Bir de, kendi hayatlarımız hep bize bir örnek. Araştırdığımız birçok konuyu biz kendimiz yaşıyoruz zaten. Mesela, bir kadın toplantısını hatırlıyorum. Ben kadınların ücretli işe katılımının teşvik edilmesinden bahsediyordum. Genç bir kadın, “niye kadınları kapitalist sömürünün içine atmak istiyorsunuz?” diye sormuştu bana. Ben bayağı şaşırmıştım. Çünkü kendi yaşamımdan hareketle, ben hayatımı sürdürebilmek için çalışmak zorunda olduğumu genç yaşımda öğrenmiştim. Üniversite yıllarımda özel ders vererek yaşadığım zamanlardan biliyordum. Büyük olasılıkla bana soruyu soran genç kadın da çalışıyor idi ya da ilerde çalışmak üzere okuyordu. Kadınlar olarak çalışmama seçeneğimiz ancak mirasyedi olursak ya da “ev kadını” olursak var. Birincisi, çok az kadının başına geliyor, ikincisi ise çok sayıda kadının pratiği, ama “ev kadınlığı”nın kadınları kapitalizmin sömürüsünden kurtardığı yanılgısına düşsek de, ki kurtarmaz, patriyarkal ilişkilerin aşağılanma ve şiddetinden korumuyor.

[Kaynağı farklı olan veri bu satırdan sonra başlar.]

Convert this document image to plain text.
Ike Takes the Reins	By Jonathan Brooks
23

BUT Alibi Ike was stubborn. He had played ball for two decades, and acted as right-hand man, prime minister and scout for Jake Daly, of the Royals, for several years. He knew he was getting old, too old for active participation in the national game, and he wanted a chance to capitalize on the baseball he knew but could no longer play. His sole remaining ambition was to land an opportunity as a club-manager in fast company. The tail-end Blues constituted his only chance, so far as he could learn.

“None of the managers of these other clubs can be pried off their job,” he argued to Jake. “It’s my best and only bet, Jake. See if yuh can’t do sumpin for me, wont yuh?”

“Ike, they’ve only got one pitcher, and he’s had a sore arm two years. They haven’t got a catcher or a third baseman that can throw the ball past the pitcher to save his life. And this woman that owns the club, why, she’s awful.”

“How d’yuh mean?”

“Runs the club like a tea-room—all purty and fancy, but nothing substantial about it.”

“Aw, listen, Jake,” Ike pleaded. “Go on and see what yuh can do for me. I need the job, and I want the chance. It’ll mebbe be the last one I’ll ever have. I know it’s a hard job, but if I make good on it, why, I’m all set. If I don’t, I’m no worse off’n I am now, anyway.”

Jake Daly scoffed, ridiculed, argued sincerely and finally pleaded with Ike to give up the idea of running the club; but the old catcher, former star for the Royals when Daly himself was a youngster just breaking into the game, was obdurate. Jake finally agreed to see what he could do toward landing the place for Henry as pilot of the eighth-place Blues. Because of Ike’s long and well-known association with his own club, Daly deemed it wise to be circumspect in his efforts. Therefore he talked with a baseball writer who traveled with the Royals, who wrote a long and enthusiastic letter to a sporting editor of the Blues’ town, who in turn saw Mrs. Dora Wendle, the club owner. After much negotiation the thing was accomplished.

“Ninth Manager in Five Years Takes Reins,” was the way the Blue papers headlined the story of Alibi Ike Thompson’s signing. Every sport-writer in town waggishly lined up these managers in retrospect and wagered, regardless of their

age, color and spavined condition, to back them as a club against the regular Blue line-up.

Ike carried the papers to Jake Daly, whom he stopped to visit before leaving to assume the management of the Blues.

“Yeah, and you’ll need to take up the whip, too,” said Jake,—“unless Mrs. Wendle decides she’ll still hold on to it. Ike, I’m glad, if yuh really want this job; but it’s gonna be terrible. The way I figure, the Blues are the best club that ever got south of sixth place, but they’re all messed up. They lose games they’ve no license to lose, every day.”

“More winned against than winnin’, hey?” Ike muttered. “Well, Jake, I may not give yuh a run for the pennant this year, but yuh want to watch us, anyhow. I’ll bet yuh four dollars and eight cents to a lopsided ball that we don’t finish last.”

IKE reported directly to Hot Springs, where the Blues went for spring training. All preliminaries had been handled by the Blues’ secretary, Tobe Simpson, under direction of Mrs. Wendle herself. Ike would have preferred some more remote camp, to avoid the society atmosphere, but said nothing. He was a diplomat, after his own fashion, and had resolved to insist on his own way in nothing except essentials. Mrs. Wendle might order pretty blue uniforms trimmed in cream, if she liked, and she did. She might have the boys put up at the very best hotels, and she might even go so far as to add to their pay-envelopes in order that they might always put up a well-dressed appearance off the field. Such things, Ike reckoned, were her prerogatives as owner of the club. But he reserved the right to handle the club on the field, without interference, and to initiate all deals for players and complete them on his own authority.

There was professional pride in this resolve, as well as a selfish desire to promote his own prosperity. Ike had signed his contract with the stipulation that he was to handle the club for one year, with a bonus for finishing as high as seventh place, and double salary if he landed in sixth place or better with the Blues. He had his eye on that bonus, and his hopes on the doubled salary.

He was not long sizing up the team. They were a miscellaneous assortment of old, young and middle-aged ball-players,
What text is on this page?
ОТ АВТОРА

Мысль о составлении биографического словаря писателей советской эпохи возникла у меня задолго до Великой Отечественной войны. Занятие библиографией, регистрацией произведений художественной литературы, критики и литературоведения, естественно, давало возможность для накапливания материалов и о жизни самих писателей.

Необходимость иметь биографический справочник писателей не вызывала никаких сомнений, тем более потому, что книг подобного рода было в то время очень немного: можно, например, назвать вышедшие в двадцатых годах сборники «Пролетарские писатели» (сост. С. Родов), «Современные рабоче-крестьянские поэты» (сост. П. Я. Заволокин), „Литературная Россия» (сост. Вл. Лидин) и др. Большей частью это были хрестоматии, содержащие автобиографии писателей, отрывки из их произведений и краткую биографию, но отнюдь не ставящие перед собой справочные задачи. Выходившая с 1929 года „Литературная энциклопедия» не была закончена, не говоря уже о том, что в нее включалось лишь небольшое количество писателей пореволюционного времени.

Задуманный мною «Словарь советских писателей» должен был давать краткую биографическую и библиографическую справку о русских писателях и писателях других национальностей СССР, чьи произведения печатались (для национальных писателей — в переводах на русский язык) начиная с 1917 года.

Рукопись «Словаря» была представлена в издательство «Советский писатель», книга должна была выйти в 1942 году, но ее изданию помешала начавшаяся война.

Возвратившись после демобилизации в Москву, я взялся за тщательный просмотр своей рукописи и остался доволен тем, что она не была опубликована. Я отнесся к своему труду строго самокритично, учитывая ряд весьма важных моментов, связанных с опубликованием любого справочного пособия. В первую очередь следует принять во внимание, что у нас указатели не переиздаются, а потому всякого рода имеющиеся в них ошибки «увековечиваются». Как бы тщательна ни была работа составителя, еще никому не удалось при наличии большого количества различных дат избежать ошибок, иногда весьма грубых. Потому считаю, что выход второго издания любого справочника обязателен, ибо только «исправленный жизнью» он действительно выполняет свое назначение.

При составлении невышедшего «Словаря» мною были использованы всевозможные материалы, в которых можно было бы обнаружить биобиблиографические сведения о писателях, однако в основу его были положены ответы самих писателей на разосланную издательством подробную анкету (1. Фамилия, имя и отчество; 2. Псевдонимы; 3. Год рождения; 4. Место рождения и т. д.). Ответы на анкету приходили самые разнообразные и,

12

Araştırma konusu seçerken eleştirel yaklaşmayı ve kendi yaşamlarımızda ve yakın çevremizde olan değişimleri izlemeyi öneririm. Çünkü bir anlamda kadınlık ortak meselemiz. Bizden farklı yaşamları olan kadınların ne yaşadıklarını anlayabilmek de sanki ancak kendi yaşamımızı iyi anlayabilirsek mümkün gibi geliyor bana.